Cold Comfort Farm by Stella Gibbons is supposed to be a parody of a certain type of novel that was popular at the time (the nineteen-thirties). Perhaps I am fortunate not to have read these novels for I found Gibbons' novel to be more strange than comic for the first six chapters. It was not until Flora Poste, the bright young heroine, met the brothers Seth and Reuben and her cousin Amos that I began to enjoy the humor in this unusual little book. It seems that Seth's view of women is summed up in his comment to Flora, "Now I - I don't let no women eat me. I eats them instead."(p 82) And if Seth eats women, cousin Amos literally eats everything else (usually more than one helping). So there was some humor in this odd novel and in its attempt to parody the romanticised, sometimes doom-laden, accounts of rural life popular at the time by writers such as Mary Webb (author of Precious Bane which I have yet to read beyond page ten). Gibbons was working for the Evening Standard in 1928 when they decided to serialise Webb's first novel, The Golden Arrow, and had the job of summarising the plot of earlier installments. Other novelists in the tradition were apparently parodied by Cold Comfort Farm but the only suggestions that come to my mind would be early Hardy or perhaps Wuthering Heights.

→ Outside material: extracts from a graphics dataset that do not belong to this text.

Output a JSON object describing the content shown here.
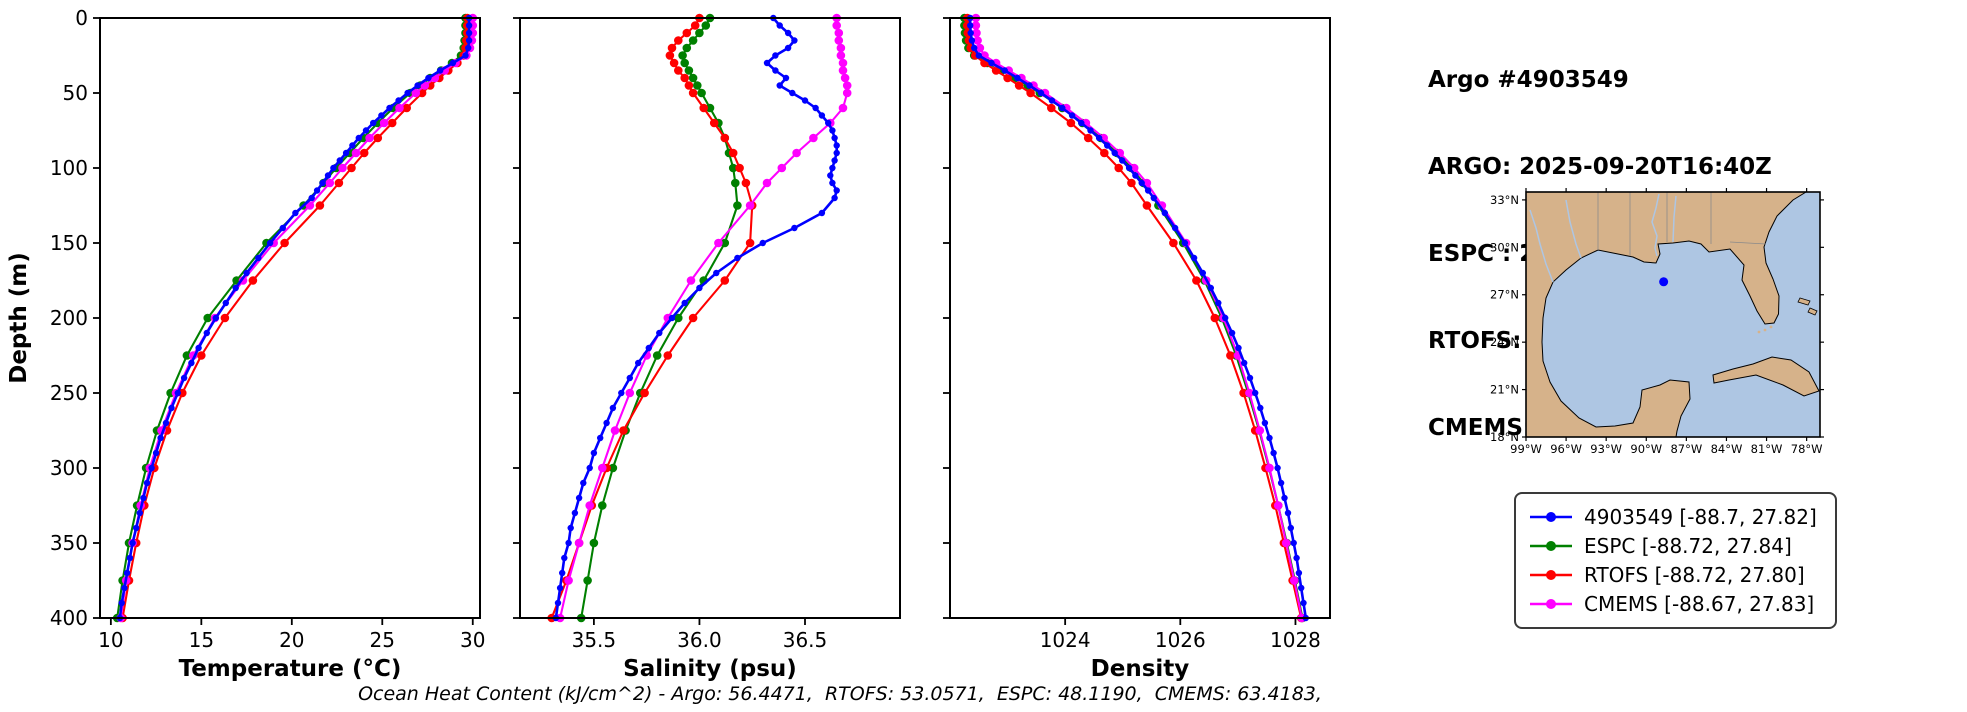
{
  "header": {
    "title": "Argo #4903549",
    "lines": [
      "ARGO: 2025-09-20T16:40Z",
      "ESPC : 2025-09-20T18:00Z",
      "RTOFS: 2025-09-20T18:00Z",
      "CMEMS: 2025-09-20T18:00Z"
    ]
  },
  "footer": "Ocean Heat Content (kJ/cm^2) - Argo: 56.4471,  RTOFS: 53.0571,  ESPC: 48.1190,  CMEMS: 63.4183,",
  "colors": {
    "argo": "#0000ff",
    "espc": "#008000",
    "rtofs": "#ff0000",
    "cmems": "#ff00ff",
    "land": "#d6b28a",
    "water": "#aec6e3",
    "frame": "#000000"
  },
  "legend": {
    "items": [
      {
        "label": "4903549 [-88.7, 27.82]",
        "color_key": "argo"
      },
      {
        "label": "ESPC [-88.72, 27.84]",
        "color_key": "espc"
      },
      {
        "label": "RTOFS [-88.72, 27.80]",
        "color_key": "rtofs"
      },
      {
        "label": "CMEMS [-88.67, 27.83]",
        "color_key": "cmems"
      }
    ]
  },
  "map": {
    "extent": {
      "lon_min": -99,
      "lon_max": -77,
      "lat_min": 18,
      "lat_max": 33.5
    },
    "marker": {
      "lon": -88.7,
      "lat": 27.82
    },
    "lon_ticks": [
      {
        "v": -99,
        "label": "99°W"
      },
      {
        "v": -96,
        "label": "96°W"
      },
      {
        "v": -93,
        "label": "93°W"
      },
      {
        "v": -90,
        "label": "90°W"
      },
      {
        "v": -87,
        "label": "87°W"
      },
      {
        "v": -84,
        "label": "84°W"
      },
      {
        "v": -81,
        "label": "81°W"
      },
      {
        "v": -78,
        "label": "78°W"
      }
    ],
    "lat_ticks": [
      {
        "v": 18,
        "label": "18°N"
      },
      {
        "v": 21,
        "label": "21°N"
      },
      {
        "v": 24,
        "label": "24°N"
      },
      {
        "v": 27,
        "label": "27°N"
      },
      {
        "v": 30,
        "label": "30°N"
      },
      {
        "v": 33,
        "label": "33°N"
      }
    ]
  },
  "depths": {
    "argo": [
      0,
      5,
      10,
      15,
      20,
      25,
      30,
      35,
      40,
      45,
      50,
      55,
      60,
      65,
      70,
      75,
      80,
      85,
      90,
      95,
      100,
      105,
      110,
      115,
      120,
      130,
      140,
      150,
      160,
      170,
      180,
      190,
      200,
      210,
      220,
      230,
      240,
      250,
      260,
      270,
      280,
      290,
      300,
      310,
      320,
      330,
      340,
      350,
      360,
      370,
      380,
      390,
      400
    ],
    "model": [
      0,
      5,
      10,
      15,
      20,
      25,
      30,
      35,
      40,
      45,
      50,
      60,
      70,
      80,
      90,
      100,
      110,
      125,
      150,
      175,
      200,
      225,
      250,
      275,
      300,
      325,
      350,
      375,
      400
    ]
  },
  "chart_data": [
    {
      "id": "temperature",
      "type": "line",
      "xlabel": "Temperature (°C)",
      "ylabel": "Depth (m)",
      "xlim": [
        9.4,
        30.4
      ],
      "ylim": [
        0,
        400
      ],
      "xticks": [
        {
          "v": 10,
          "label": "10"
        },
        {
          "v": 15,
          "label": "15"
        },
        {
          "v": 20,
          "label": "20"
        },
        {
          "v": 25,
          "label": "25"
        },
        {
          "v": 30,
          "label": "30"
        }
      ],
      "yticks": [
        {
          "v": 0,
          "label": "0"
        },
        {
          "v": 50,
          "label": "50"
        },
        {
          "v": 100,
          "label": "100"
        },
        {
          "v": 150,
          "label": "150"
        },
        {
          "v": 200,
          "label": "200"
        },
        {
          "v": 250,
          "label": "250"
        },
        {
          "v": 300,
          "label": "300"
        },
        {
          "v": 350,
          "label": "350"
        },
        {
          "v": 400,
          "label": "400"
        }
      ],
      "series": [
        {
          "name": "4903549",
          "color_key": "argo",
          "depths_key": "argo",
          "values": [
            29.8,
            29.8,
            29.8,
            29.8,
            29.75,
            29.6,
            28.9,
            28.2,
            27.55,
            26.95,
            26.4,
            25.9,
            25.4,
            24.95,
            24.5,
            24.1,
            23.7,
            23.35,
            23.0,
            22.65,
            22.3,
            22.0,
            21.7,
            21.4,
            21.1,
            20.2,
            19.5,
            18.8,
            18.15,
            17.5,
            16.9,
            16.35,
            15.8,
            15.3,
            14.85,
            14.45,
            14.05,
            13.7,
            13.35,
            13.05,
            12.75,
            12.5,
            12.25,
            12.0,
            11.8,
            11.6,
            11.4,
            11.2,
            11.05,
            10.9,
            10.75,
            10.6,
            10.5
          ]
        },
        {
          "name": "ESPC",
          "color_key": "espc",
          "depths_key": "model",
          "values": [
            29.6,
            29.6,
            29.6,
            29.55,
            29.5,
            29.35,
            28.85,
            28.25,
            27.65,
            27.1,
            26.55,
            25.6,
            24.75,
            23.95,
            23.2,
            22.45,
            21.75,
            20.65,
            18.6,
            16.95,
            15.35,
            14.2,
            13.3,
            12.55,
            11.95,
            11.45,
            11.0,
            10.65,
            10.35
          ]
        },
        {
          "name": "RTOFS",
          "color_key": "rtofs",
          "depths_key": "model",
          "values": [
            29.7,
            29.7,
            29.7,
            29.65,
            29.6,
            29.5,
            29.15,
            28.65,
            28.15,
            27.65,
            27.2,
            26.35,
            25.55,
            24.75,
            24.0,
            23.3,
            22.6,
            21.55,
            19.6,
            17.85,
            16.3,
            15.0,
            13.95,
            13.1,
            12.4,
            11.85,
            11.4,
            11.0,
            10.65
          ]
        },
        {
          "name": "CMEMS",
          "color_key": "cmems",
          "depths_key": "model",
          "values": [
            30.0,
            30.0,
            30.0,
            29.95,
            29.85,
            29.65,
            29.05,
            28.45,
            27.9,
            27.35,
            26.85,
            25.95,
            25.1,
            24.3,
            23.55,
            22.8,
            22.1,
            21.0,
            19.0,
            17.3,
            15.75,
            14.55,
            13.6,
            12.8,
            12.15,
            11.65,
            11.2,
            10.85,
            10.55
          ]
        }
      ]
    },
    {
      "id": "salinity",
      "type": "line",
      "xlabel": "Salinity (psu)",
      "ylabel": "",
      "xlim": [
        35.15,
        36.95
      ],
      "ylim": [
        0,
        400
      ],
      "xticks": [
        {
          "v": 35.5,
          "label": "35.5"
        },
        {
          "v": 36.0,
          "label": "36.0"
        },
        {
          "v": 36.5,
          "label": "36.5"
        }
      ],
      "yticks": [],
      "series": [
        {
          "name": "4903549",
          "color_key": "argo",
          "depths_key": "argo",
          "values": [
            36.35,
            36.38,
            36.42,
            36.45,
            36.42,
            36.36,
            36.32,
            36.36,
            36.41,
            36.38,
            36.44,
            36.5,
            36.55,
            36.58,
            36.61,
            36.63,
            36.64,
            36.65,
            36.65,
            36.64,
            36.63,
            36.62,
            36.63,
            36.65,
            36.64,
            36.58,
            36.45,
            36.3,
            36.18,
            36.08,
            36.0,
            35.93,
            35.87,
            35.81,
            35.76,
            35.71,
            35.67,
            35.63,
            35.59,
            35.56,
            35.53,
            35.5,
            35.48,
            35.45,
            35.43,
            35.41,
            35.39,
            35.38,
            35.36,
            35.35,
            35.34,
            35.33,
            35.32
          ]
        },
        {
          "name": "ESPC",
          "color_key": "espc",
          "depths_key": "model",
          "values": [
            36.05,
            36.03,
            36.0,
            35.97,
            35.94,
            35.92,
            35.93,
            35.95,
            35.97,
            35.99,
            36.01,
            36.05,
            36.09,
            36.12,
            36.14,
            36.16,
            36.17,
            36.18,
            36.12,
            36.02,
            35.9,
            35.8,
            35.72,
            35.65,
            35.59,
            35.54,
            35.5,
            35.47,
            35.44
          ]
        },
        {
          "name": "RTOFS",
          "color_key": "rtofs",
          "depths_key": "model",
          "values": [
            36.0,
            35.98,
            35.94,
            35.9,
            35.87,
            35.86,
            35.88,
            35.9,
            35.93,
            35.95,
            35.97,
            36.02,
            36.07,
            36.12,
            36.16,
            36.19,
            36.22,
            36.25,
            36.24,
            36.12,
            35.97,
            35.85,
            35.74,
            35.64,
            35.56,
            35.49,
            35.43,
            35.37,
            35.3
          ]
        },
        {
          "name": "CMEMS",
          "color_key": "cmems",
          "depths_key": "model",
          "values": [
            36.65,
            36.65,
            36.66,
            36.66,
            36.67,
            36.67,
            36.68,
            36.68,
            36.69,
            36.7,
            36.7,
            36.68,
            36.62,
            36.54,
            36.46,
            36.39,
            36.32,
            36.24,
            36.09,
            35.96,
            35.85,
            35.75,
            35.67,
            35.6,
            35.54,
            35.48,
            35.43,
            35.38,
            35.34
          ]
        }
      ]
    },
    {
      "id": "density",
      "type": "line",
      "xlabel": "Density",
      "ylabel": "",
      "xlim": [
        1022.0,
        1028.6
      ],
      "ylim": [
        0,
        400
      ],
      "xticks": [
        {
          "v": 1024,
          "label": "1024"
        },
        {
          "v": 1026,
          "label": "1026"
        },
        {
          "v": 1028,
          "label": "1028"
        }
      ],
      "yticks": [],
      "series": [
        {
          "name": "4903549",
          "color_key": "argo",
          "depths_key": "argo",
          "values": [
            1022.35,
            1022.35,
            1022.36,
            1022.38,
            1022.42,
            1022.5,
            1022.72,
            1022.95,
            1023.17,
            1023.38,
            1023.58,
            1023.77,
            1023.95,
            1024.12,
            1024.28,
            1024.44,
            1024.59,
            1024.73,
            1024.86,
            1024.99,
            1025.11,
            1025.22,
            1025.33,
            1025.44,
            1025.54,
            1025.73,
            1025.91,
            1026.08,
            1026.24,
            1026.39,
            1026.53,
            1026.66,
            1026.78,
            1026.9,
            1027.01,
            1027.11,
            1027.21,
            1027.3,
            1027.39,
            1027.47,
            1027.55,
            1027.62,
            1027.69,
            1027.75,
            1027.81,
            1027.87,
            1027.92,
            1027.97,
            1028.02,
            1028.06,
            1028.1,
            1028.14,
            1028.18
          ]
        },
        {
          "name": "ESPC",
          "color_key": "espc",
          "depths_key": "model",
          "values": [
            1022.25,
            1022.25,
            1022.26,
            1022.28,
            1022.32,
            1022.42,
            1022.65,
            1022.9,
            1023.13,
            1023.35,
            1023.56,
            1023.95,
            1024.3,
            1024.62,
            1024.9,
            1025.15,
            1025.36,
            1025.62,
            1026.05,
            1026.42,
            1026.72,
            1026.97,
            1027.18,
            1027.37,
            1027.54,
            1027.7,
            1027.85,
            1027.99,
            1028.12
          ]
        },
        {
          "name": "RTOFS",
          "color_key": "rtofs",
          "depths_key": "model",
          "values": [
            1022.3,
            1022.3,
            1022.31,
            1022.33,
            1022.36,
            1022.44,
            1022.6,
            1022.8,
            1023.0,
            1023.2,
            1023.4,
            1023.76,
            1024.1,
            1024.4,
            1024.68,
            1024.93,
            1025.15,
            1025.42,
            1025.88,
            1026.28,
            1026.6,
            1026.87,
            1027.1,
            1027.3,
            1027.48,
            1027.65,
            1027.8,
            1027.95,
            1028.1
          ]
        },
        {
          "name": "CMEMS",
          "color_key": "cmems",
          "depths_key": "model",
          "values": [
            1022.45,
            1022.45,
            1022.46,
            1022.48,
            1022.52,
            1022.6,
            1022.8,
            1023.02,
            1023.24,
            1023.45,
            1023.65,
            1024.02,
            1024.36,
            1024.67,
            1024.95,
            1025.2,
            1025.42,
            1025.68,
            1026.1,
            1026.45,
            1026.75,
            1027.0,
            1027.2,
            1027.38,
            1027.55,
            1027.7,
            1027.84,
            1027.98,
            1028.11
          ]
        }
      ]
    }
  ]
}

The novel tells the story of Flora Poste who having been orphaned is looking for relatives with whom to live. After rejecting a number of others, she chooses the Starkadders (not a good sign when you're headed for a stay with a family of that name), relatives on her mother's side, who live in the isolated(very!) Cold Comfort Farm, near the fictional Sussex village of Howling. Greeting her as "Robert Poste's child", they take her in to repay some unexplained wrong done to her father.

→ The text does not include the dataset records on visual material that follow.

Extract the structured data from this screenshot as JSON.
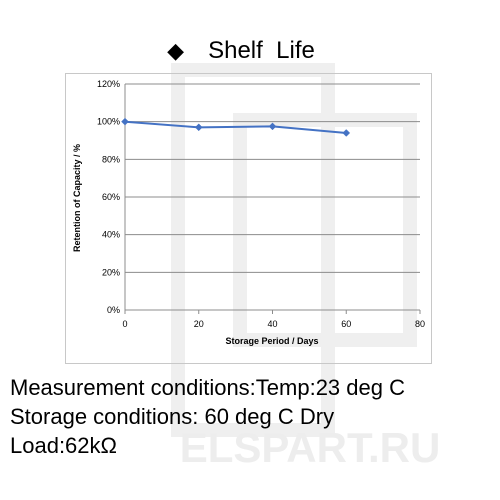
{
  "header": {
    "title": "Shelf  Life",
    "bullet_icon": "black-diamond-icon"
  },
  "chart_data": {
    "type": "line",
    "title": "",
    "xlabel": "Storage Period / Days",
    "ylabel": "Retention of Capacity / %",
    "xlim": [
      0,
      80
    ],
    "ylim": [
      0,
      120
    ],
    "x_ticks": [
      0,
      20,
      40,
      60,
      80
    ],
    "x_tick_labels": [
      "0",
      "20",
      "40",
      "60",
      "80"
    ],
    "y_ticks": [
      0,
      20,
      40,
      60,
      80,
      100,
      120
    ],
    "y_tick_labels": [
      "0%",
      "20%",
      "40%",
      "60%",
      "80%",
      "100%",
      "120%"
    ],
    "grid": true,
    "legend": "none",
    "series": [
      {
        "color": "#4472c4",
        "marker": "diamond",
        "x": [
          0,
          20,
          40,
          60
        ],
        "y": [
          100,
          97,
          97.5,
          94
        ]
      }
    ]
  },
  "notes": {
    "measurement": "Measurement conditions:Temp:23 deg C",
    "storage": "Storage conditions: 60 deg C Dry",
    "load": "Load:62kΩ"
  },
  "watermark": {
    "text": "ELSPART.RU",
    "color": "#ececec"
  }
}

Each of the extended family has some long-festering emotional problem caused by ignorance, hatred or fear; and the farm is badly run, supposedly cursed, and presided over by the unseen presence of Aunt Ada Doom, who is said to be mad through having seen "something nasty in the woodshed" as a child. As an educated, level-headed urban woman, Flora applies modern common sense to their problems and helps them all adapt to the twentieth century.

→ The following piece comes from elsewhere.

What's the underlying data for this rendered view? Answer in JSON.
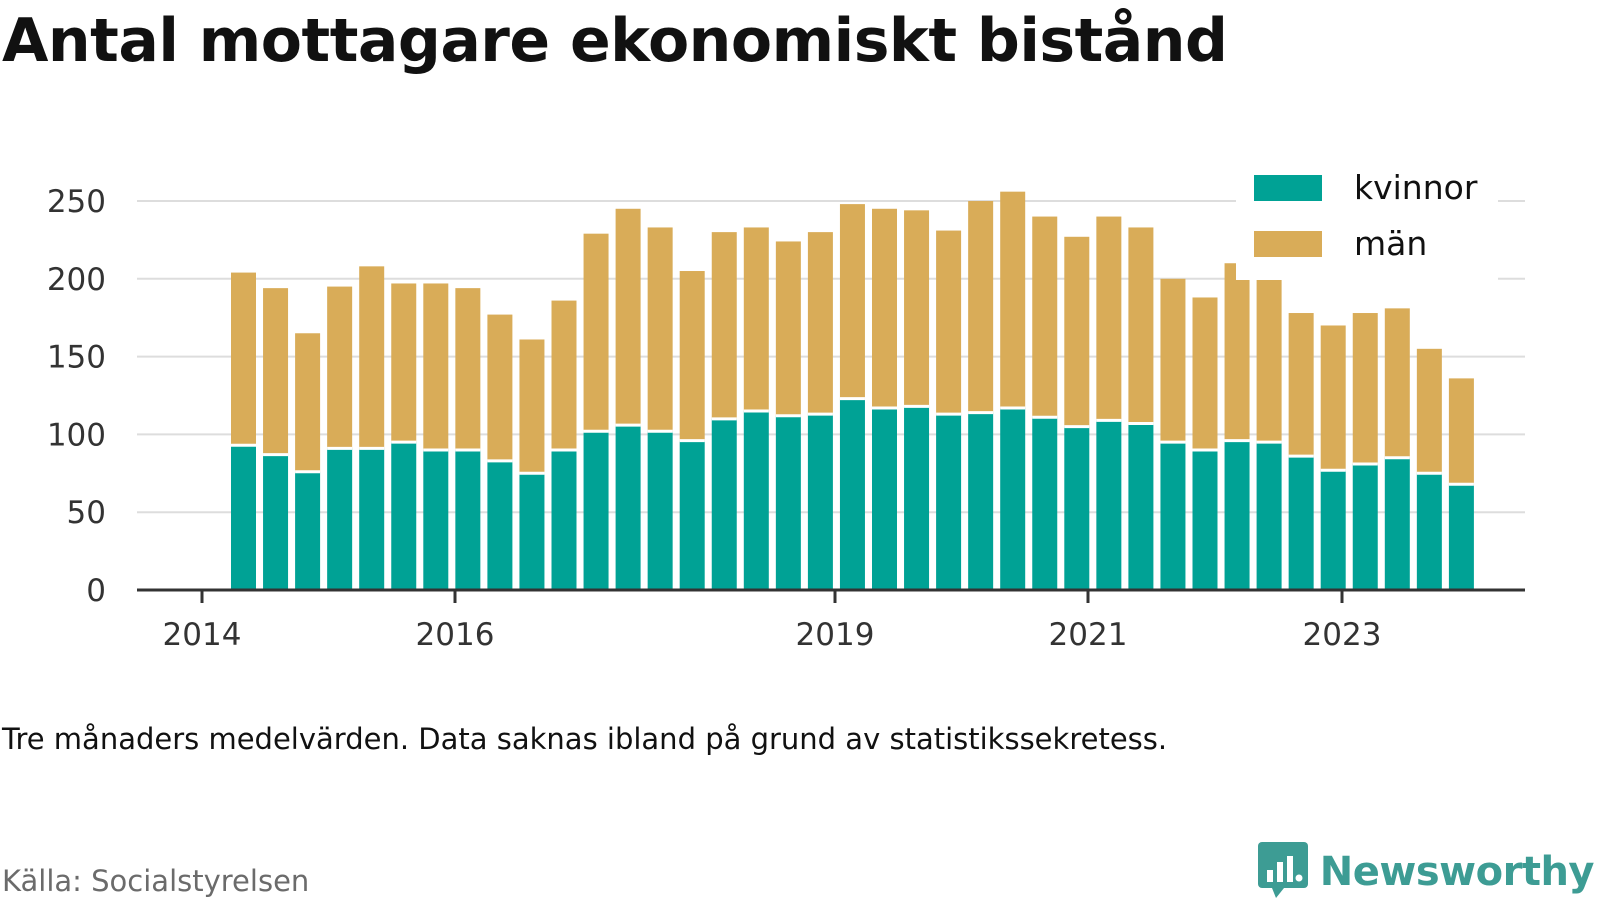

Thus we have a contrast between the rustics living in nature, perhaps too close to a "state of nature", and civilization represented by the educated young woman. The rustics don't have a chance, but in bringing order into their chaos I'm not sure that Flora was doing a good thing. This may appear to be a parody of certain overwrought novels, but it may also be an omen of what the twentieth century activists for social change had in mind for England. Some readers may appreciate the humor in this novel more than I did, but I relished the ideas implicit in the story whether intentional or otherwise.